Farjad Ali to the mother of the respondents/plaintiffs as a Mehr and the

original defendant no. 3 being her step son was not entitled to lay any

claim to the property.

2. The learned Advocate Mr. Kakade would submit that both

the courts below have not considered the fact that an opportunity of

leading evidence ought to have been extended to the appellants. Only

a certified copy of deposition of original defendant no. 3 - Salamtullah

was allowed to be admitted and it was read in evidence. It would have

been appropriate for the appellate court to have considered this aspect

and should have remanded the matter, giving an opportunity to the

appellants to lead the evidence. He submits that it has resulted in

2 SA / 619 / 2021

failure of justice. A substantial question of law commensurate with the

stand of the appellants regarding there being oral partition was not

considered and allowed to be established.

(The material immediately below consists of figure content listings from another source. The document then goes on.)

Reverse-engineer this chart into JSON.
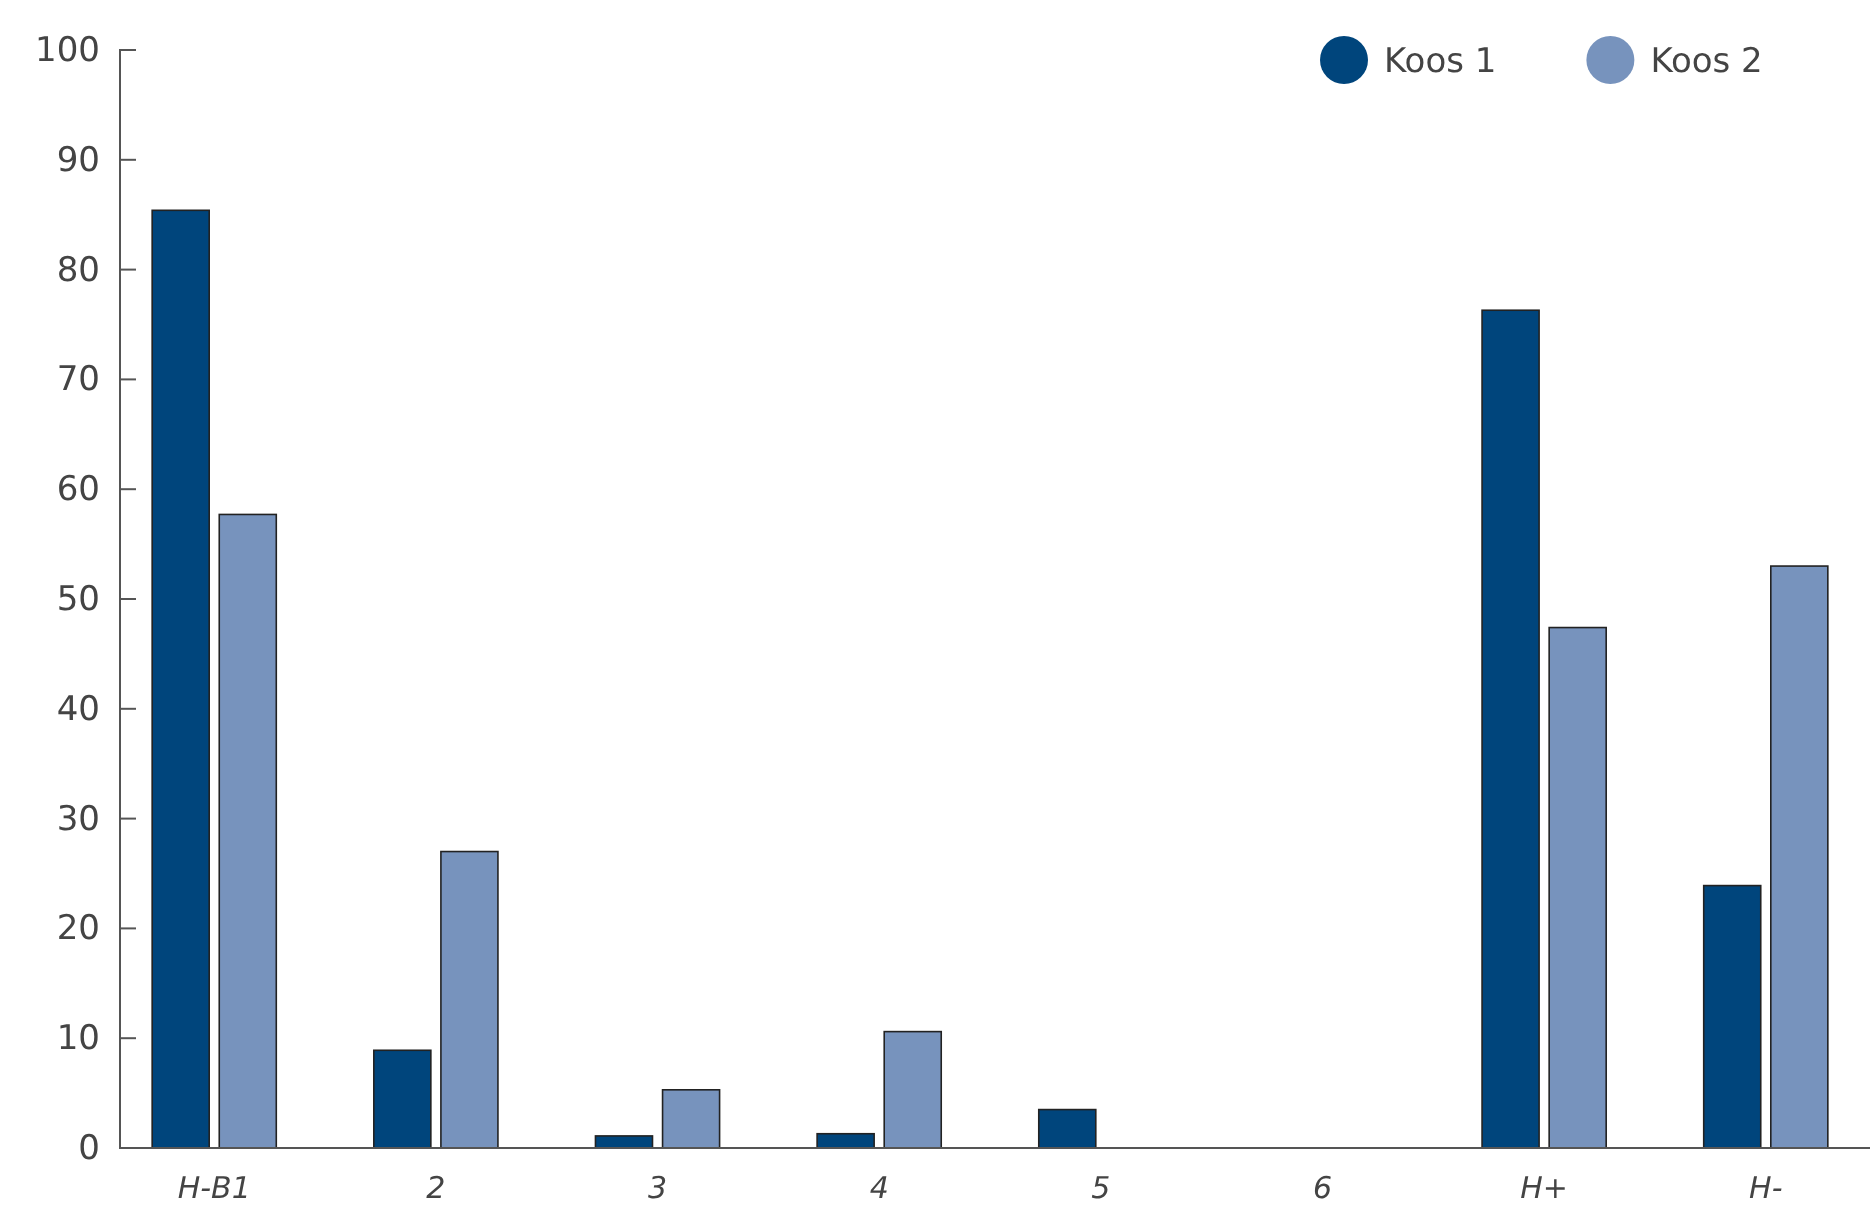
{
  "chart_data": {
    "type": "bar",
    "categories": [
      "H-B1",
      "2",
      "3",
      "4",
      "5",
      "6",
      "H+",
      "H-"
    ],
    "series": [
      {
        "name": "Koos 1",
        "color": "#00457c",
        "values": [
          85.4,
          8.9,
          1.1,
          1.3,
          3.5,
          0,
          76.3,
          23.9
        ]
      },
      {
        "name": "Koos 2",
        "color": "#7793bd",
        "values": [
          57.7,
          27,
          5.3,
          10.6,
          0,
          0,
          47.4,
          53
        ]
      }
    ],
    "ylim": [
      0,
      100
    ],
    "yticks": [
      0,
      10,
      20,
      30,
      40,
      50,
      60,
      70,
      80,
      90,
      100
    ],
    "grid": false,
    "legend": "top right"
  }
}
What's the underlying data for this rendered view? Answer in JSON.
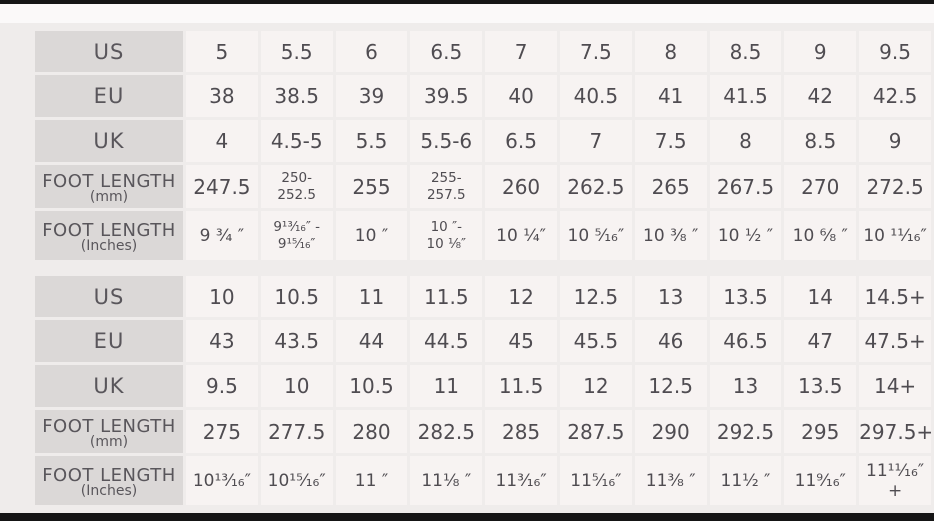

3. I have carefully considered the judgments of both the

courts.

4. As is mentioned earlier cursorily, the contesting

respondents filed a suit with a specific stand that the suit property was

owned by their father - Farjad Ali. It was given by him to their mother

as a Mehr. There is no dispute, rather the facts stand admitted that the

predecessor of the appellants - the original defendant no. 3 was the step

son of the mother of the original plaintiffs - respondents. In the process,

the trial court as also the first appellate court have considered the

survey record of the year 1957, wherein, a statement of the original

owner as also the mother of the respondents - plaintiffs was recorded

before recording her name to the suit property evidencing such fact of

the property having been given as a Mehr. Such long standing record

certainly carries a heavy evidentiary value and has been rightly referred

to and relied upon by both the courts below while concluding the source

of the title of respondents - plaintiffs' mother to the suit property.

5. Bearing in mind the fact that the parties are Mohammedan,

governed by Hanafi law, it would be a separate property of the mother of

the respondents - plaintiffs and the original defendant no.3 i.e. the

predecessor of the appellants being her step son, could not have laid

3 SA / 619 / 2021

any claim. All these facts, circumstances and evidence has been rightly

appreciated by the two courts below while drawing a plausible

conclusion on facts.

6. This being an appeal under section 100 of the Code of Civil

Procedure, there is very little room to cause any interference when such

findings are clearly based on the available evidence.

7. Apart from the above state-of-affairs, though the two courts

below have permitted the original defendant no. 3 to produce a certified

copy of his testimony recorded in some other proceeding and has read it

in evidence, without there being any opportunity to the respondent -

plaintiff to cross-examine him, still, in the net result, that error though

substantial, would not enure to the benefit of the appellants.

8. No substantial question of law arises in this second appeal.

It is dismissed in limine.

9. Civil Application no. 13774 of 2021 is disposed of.